Dale Steyn Steyn's ability to swing the ball at real pace is his great asset. He will run in all day for Smith. His experience in county cricket has taught him to bowl an "English" length. He has also learnt to vary his pace and has become a much smarter operator of late. With him, Ntini and Morkel around, England will do well to get off to good starts. Steyn debuted against England in South Africa and took a pasting at the hands of Andrew Strauss and Marcus Trescothick. He has not forgotten this and has a point to prove. He could very well make or break it for South Africa.

Mark Boucher Boucher and Smith install a sense of belief and purpose in the team. Along with Neil McKenzie, Hashim Amla and Ashwell Prince in the top six, Boucher will be called on to perform with the bat. His dogged determination will be much needed on this tour and he will have to score more runs than he perhaps realises. He relishes the challenge and would dearly love to win in England. His contribution from behind the stumps is what the bowlers look to the most, and in this role will have to be more observant than ever before.



Pietersen has a good record against South Africa; Vaughan could be a threat if he overcomes Steyn early © Getty Images

Michael Vaughan If Vaughan bats well, England could hold their own. Under his captaincy they are a better team. He and Kevin Pietersen can take the game away from South Africa. His ability to focus and not be distracted under pressure is what the England team feed off. He is a rhythmical batsman who may find the South African bowlers to his liking - except Steyn, who he has battled against in the past. If he overcomes Steyn early in the series, he could be in for a very good one. He needs to lead from the front with form and example, for the South African attack will go after him.

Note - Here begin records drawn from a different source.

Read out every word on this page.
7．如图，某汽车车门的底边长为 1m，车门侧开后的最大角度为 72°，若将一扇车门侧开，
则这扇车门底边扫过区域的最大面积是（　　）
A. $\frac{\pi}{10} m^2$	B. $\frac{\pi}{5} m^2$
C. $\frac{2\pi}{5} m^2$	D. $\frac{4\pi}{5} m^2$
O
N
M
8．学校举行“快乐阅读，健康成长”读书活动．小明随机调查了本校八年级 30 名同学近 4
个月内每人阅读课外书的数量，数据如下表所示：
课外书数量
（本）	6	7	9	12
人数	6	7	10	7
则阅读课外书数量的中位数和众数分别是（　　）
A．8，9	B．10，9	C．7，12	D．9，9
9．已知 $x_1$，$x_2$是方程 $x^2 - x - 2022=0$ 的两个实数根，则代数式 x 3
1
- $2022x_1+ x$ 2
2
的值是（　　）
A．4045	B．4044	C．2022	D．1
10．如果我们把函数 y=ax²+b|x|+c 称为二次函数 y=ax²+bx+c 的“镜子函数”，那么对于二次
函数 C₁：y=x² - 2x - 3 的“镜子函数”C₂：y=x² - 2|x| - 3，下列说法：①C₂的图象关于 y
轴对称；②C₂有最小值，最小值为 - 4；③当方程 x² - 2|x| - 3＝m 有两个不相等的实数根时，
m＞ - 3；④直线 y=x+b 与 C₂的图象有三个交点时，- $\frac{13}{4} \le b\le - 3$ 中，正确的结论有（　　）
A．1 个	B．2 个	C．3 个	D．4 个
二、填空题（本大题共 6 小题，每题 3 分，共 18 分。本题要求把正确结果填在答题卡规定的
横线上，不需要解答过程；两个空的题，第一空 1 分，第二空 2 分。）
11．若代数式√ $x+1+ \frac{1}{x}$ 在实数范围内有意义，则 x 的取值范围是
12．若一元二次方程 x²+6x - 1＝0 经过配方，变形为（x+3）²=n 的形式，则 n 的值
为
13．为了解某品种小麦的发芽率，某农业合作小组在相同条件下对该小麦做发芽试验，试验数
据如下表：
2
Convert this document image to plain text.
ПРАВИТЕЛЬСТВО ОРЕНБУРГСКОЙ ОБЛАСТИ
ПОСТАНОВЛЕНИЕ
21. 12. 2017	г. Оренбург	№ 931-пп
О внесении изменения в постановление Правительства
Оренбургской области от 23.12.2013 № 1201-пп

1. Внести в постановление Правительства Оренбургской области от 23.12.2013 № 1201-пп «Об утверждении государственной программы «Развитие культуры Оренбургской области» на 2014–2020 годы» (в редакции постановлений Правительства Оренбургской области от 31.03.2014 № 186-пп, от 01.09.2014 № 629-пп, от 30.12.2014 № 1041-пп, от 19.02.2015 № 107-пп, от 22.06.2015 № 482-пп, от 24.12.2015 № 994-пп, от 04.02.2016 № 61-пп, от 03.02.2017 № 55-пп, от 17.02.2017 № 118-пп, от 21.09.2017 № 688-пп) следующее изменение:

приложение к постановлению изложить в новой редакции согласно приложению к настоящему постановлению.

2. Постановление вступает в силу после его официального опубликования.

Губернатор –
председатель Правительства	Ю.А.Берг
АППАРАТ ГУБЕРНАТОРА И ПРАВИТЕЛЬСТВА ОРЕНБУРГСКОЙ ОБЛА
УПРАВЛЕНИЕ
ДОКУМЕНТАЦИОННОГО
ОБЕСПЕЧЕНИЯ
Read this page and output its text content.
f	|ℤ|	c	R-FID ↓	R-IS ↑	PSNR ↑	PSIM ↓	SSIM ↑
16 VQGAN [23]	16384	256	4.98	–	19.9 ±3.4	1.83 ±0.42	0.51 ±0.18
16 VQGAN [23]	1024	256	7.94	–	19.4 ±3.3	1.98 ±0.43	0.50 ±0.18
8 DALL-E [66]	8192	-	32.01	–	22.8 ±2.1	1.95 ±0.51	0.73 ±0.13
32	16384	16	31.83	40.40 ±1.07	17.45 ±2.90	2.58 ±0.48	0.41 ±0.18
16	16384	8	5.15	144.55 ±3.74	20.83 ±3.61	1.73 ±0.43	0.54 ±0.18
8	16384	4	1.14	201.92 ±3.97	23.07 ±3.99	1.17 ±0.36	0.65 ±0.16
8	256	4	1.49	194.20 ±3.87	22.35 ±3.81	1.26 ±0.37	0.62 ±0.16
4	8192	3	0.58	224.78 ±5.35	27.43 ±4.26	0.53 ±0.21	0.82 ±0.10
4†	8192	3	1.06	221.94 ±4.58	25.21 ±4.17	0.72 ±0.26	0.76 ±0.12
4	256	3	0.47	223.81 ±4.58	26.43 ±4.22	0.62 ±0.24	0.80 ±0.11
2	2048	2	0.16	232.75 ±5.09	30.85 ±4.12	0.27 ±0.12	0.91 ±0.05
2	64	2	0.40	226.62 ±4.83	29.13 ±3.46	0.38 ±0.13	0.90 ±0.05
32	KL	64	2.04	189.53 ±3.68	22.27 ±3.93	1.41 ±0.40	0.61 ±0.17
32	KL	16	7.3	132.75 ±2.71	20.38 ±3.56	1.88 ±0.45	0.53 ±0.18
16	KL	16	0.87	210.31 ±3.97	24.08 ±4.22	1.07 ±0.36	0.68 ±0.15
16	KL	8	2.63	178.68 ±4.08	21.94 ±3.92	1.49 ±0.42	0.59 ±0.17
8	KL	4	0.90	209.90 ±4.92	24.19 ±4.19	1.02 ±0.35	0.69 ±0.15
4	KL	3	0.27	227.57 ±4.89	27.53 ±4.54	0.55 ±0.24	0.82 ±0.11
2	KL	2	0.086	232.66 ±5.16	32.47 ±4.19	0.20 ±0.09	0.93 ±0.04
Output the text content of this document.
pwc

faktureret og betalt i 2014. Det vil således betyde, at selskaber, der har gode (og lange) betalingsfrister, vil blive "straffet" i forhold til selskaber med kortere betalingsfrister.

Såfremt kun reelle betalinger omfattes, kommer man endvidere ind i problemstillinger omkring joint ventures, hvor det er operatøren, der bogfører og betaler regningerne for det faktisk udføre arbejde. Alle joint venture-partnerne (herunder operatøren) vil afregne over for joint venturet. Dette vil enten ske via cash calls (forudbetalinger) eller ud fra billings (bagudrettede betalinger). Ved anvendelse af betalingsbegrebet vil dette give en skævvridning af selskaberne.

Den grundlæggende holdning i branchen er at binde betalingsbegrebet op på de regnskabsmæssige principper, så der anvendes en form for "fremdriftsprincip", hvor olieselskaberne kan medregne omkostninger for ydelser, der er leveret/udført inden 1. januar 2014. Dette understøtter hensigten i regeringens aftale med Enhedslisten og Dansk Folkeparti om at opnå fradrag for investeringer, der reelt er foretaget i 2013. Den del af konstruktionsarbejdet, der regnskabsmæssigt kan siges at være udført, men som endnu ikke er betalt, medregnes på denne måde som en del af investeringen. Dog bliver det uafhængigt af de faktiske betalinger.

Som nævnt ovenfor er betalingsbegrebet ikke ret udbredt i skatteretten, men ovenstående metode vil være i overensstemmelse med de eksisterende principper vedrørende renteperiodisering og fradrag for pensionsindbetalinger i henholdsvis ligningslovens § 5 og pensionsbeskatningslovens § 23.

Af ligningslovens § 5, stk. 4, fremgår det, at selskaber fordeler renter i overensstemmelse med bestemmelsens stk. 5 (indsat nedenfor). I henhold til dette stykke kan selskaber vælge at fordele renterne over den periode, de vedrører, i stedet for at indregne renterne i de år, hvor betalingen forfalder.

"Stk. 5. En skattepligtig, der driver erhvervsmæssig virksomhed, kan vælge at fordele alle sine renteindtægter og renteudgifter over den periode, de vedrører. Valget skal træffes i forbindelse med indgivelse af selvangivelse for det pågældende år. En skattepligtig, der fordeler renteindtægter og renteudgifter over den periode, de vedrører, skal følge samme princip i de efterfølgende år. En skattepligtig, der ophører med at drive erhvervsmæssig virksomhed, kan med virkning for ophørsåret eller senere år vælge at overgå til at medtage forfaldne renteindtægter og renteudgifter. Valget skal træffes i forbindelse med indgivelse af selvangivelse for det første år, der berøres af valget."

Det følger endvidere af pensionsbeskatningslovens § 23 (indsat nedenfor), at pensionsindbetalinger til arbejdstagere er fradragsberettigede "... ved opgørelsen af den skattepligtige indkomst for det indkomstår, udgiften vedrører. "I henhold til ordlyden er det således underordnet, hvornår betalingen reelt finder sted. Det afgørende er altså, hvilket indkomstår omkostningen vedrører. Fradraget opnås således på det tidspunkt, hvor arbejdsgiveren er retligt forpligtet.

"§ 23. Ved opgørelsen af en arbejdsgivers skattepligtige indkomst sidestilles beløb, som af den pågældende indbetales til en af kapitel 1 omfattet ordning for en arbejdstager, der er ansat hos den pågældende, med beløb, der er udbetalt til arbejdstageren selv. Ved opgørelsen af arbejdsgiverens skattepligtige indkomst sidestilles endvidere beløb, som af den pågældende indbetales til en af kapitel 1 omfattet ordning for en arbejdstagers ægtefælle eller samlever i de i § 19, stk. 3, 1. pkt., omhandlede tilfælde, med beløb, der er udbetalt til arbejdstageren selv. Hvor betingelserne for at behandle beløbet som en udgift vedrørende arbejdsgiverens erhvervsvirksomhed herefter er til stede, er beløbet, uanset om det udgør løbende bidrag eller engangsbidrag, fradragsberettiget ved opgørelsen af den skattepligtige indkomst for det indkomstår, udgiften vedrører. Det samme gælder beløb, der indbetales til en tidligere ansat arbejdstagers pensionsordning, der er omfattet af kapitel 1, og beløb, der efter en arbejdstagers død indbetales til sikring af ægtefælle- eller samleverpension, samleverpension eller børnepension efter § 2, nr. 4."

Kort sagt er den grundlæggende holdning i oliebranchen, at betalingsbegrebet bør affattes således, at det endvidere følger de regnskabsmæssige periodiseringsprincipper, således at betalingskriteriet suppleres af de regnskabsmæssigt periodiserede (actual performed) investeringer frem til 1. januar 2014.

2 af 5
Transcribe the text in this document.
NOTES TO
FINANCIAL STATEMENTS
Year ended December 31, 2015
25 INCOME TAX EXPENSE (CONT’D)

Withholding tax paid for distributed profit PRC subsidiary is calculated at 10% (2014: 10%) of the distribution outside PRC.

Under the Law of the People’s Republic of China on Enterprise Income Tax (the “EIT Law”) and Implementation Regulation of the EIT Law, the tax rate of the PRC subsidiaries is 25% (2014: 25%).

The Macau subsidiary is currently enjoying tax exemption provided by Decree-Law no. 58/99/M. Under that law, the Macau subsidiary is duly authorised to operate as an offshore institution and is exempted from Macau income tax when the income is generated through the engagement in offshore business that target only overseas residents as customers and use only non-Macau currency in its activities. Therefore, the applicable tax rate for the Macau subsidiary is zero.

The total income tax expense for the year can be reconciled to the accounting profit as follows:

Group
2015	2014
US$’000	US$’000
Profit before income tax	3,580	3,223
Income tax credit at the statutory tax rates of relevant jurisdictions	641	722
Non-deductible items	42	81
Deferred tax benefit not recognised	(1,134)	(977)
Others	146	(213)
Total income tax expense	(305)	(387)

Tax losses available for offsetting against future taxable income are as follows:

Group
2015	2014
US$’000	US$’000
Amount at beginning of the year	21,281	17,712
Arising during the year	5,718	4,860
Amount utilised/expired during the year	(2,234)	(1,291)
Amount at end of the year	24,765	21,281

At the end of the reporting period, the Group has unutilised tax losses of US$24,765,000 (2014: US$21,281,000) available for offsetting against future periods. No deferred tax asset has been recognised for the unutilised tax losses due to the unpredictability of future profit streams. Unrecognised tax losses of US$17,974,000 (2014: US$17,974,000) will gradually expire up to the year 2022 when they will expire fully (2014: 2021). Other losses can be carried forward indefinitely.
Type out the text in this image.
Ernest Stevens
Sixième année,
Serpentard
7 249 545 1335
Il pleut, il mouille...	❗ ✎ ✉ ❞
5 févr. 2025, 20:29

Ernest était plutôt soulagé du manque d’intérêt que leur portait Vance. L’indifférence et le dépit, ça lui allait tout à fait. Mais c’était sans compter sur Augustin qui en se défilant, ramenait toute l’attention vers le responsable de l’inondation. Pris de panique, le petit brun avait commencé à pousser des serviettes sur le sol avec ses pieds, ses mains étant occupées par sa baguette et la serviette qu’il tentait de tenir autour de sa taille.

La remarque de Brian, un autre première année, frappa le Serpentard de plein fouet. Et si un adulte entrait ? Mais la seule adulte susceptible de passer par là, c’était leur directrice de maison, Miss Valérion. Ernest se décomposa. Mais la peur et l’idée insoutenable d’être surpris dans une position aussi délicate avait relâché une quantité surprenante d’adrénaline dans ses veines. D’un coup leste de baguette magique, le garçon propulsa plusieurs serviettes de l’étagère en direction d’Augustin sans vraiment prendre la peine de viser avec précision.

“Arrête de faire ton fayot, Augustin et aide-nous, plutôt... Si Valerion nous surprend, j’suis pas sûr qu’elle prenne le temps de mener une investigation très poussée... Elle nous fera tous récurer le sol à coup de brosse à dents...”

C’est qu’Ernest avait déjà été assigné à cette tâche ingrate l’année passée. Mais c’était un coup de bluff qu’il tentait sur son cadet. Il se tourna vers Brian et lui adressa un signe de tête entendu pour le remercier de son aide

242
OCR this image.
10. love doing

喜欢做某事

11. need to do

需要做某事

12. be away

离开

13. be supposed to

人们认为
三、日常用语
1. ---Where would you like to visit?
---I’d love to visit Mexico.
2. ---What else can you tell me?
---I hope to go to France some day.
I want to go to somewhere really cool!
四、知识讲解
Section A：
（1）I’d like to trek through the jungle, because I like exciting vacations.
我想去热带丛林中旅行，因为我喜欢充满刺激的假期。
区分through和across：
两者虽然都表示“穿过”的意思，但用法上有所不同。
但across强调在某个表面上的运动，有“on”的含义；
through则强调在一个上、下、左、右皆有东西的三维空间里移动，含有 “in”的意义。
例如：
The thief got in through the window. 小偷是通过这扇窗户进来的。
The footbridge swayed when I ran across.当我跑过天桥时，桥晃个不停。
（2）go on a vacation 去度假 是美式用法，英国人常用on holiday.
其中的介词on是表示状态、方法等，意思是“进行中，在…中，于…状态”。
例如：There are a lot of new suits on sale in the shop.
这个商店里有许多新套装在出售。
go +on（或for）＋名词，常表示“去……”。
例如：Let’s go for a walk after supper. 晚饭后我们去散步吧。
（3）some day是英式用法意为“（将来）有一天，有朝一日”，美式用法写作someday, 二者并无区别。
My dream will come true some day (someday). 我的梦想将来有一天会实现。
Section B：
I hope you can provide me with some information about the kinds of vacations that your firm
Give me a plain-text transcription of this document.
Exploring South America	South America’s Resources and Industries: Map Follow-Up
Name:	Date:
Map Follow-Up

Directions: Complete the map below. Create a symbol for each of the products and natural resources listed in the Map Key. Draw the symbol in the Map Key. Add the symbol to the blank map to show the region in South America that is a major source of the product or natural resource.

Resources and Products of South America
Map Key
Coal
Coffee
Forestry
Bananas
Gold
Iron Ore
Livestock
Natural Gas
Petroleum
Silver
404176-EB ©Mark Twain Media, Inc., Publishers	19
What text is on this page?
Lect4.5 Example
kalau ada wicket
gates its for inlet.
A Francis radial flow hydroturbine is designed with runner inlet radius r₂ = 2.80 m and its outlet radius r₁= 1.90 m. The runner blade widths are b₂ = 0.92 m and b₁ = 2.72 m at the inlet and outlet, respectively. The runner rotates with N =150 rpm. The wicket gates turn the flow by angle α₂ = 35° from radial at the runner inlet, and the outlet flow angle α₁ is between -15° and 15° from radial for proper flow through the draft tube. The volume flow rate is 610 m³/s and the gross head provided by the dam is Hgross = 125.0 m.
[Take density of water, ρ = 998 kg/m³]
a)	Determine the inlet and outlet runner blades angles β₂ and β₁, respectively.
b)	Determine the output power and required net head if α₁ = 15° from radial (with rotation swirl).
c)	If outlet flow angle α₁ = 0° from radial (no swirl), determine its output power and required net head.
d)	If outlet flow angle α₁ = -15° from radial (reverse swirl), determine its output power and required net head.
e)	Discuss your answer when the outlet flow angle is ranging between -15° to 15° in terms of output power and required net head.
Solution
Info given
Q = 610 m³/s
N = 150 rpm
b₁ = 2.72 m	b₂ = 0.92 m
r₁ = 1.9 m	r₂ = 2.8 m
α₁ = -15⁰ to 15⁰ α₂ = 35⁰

Paul Harris could be a significant threat, as Vaughan tends to get his pad in the way early on.

Kevin Pietersen He is the player the South African side will discuss the most. Pietersen has a good record against South Africa and has already proved his mental strength and determination under pressure against them. Only he can allow himself to be distracted and play the man instead of the ball. South Africa will have a plan for him and will try and isolate him, something England must thwart at all costs. They need to protect him and allow him to play his natural game. My only concern is that his defensive abilities and powers have got loose of late, and his single-mindedness sometimes deserts him. Smith will throw his quicks at him or tease him early on with Harris. He will play on Pietersen's problematic ego.

James Anderson Anderson's unpredictability will make him the most discussed English bowler by the South African batsmen. He lacks Steyn's consistency and sustained pace but nevertheless on his day is just as good. Together with Ryan Sidebottom he could very well have South Africa in early trouble as genuine swing is not something South African batsmen are used to. Smith and McKenzie are vulnerable in this regard early as their footwork gets out of sync. Amla and Prince are yet to deal with a swinging Duke ball under English conditions. If Anderson has a purple patch he could very well be England's best performer. However, his lack of belief and physical presence seem to be his biggest problems.